Tomurcuk tohum, kendisinin hangi çiçekten geldiğini anladıklarında öyle tepki vermeleriyle bunların arasında bir bağ kuramamıştı. Tam bu bağın ne olduğunu soracakken incecik ses duydu. Geldiği yöne bakınca bir tablonun yerinde hareketlendiğini gördü. Biraz daha ona yaklaşmak için ilerlediğinde o incecik sesin tablonun arasına sıkışmış olan bir aynadan geldiğini fark etti. Aynadan kendi yansımasını gördüğünde korkudan benzi beti attı.

Aynadaki yansıması:

—Çoğu insan, yarattıkları felaketlerin getirdiği ölümlerden hayatta kalabilmek uğruna bu meyhanenin altına bir sığınak yapıp yerleştiler. Ne var ki bir daha oradan çıkma şansları olmadı. Hiçbirimiz de içeride ne olup bittiğinin gizemini çözemedik…

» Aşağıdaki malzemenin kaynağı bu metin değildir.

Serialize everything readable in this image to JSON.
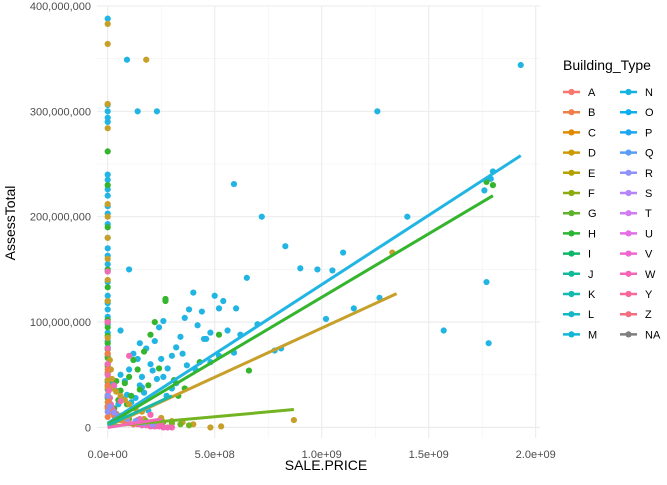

Aynadaki yansıması daha çok şeyler söyleyecek gibiyken derinden gelen bir uğultu tüm meyhaneyi sarmaya başlamıştı. Gittikçe artan bir ses sanki yerle bir etmek istercesine tüm taşları kırarcasına oymaya başladı. Şarap şişesi, tombul şişe, ayna, tablo dayanamayıp yere doğru düşerken seslerini derinden gelen ses yutmuştu. Tomurcuk tohum meyhanenin yıkılışının arasında aşağıdan gelen hava kütlesi ile birlikte simsiyah göğe doğru uçuyordu.


Geride kalan yeryüzü giderek silikleşirken sert kabuklu, ağzından çok sıcak hava püsküren bir yaratığa çarptığını acıyla hissetti. Çarptığı yaratığın derisindeki sıcaklıkla eridi.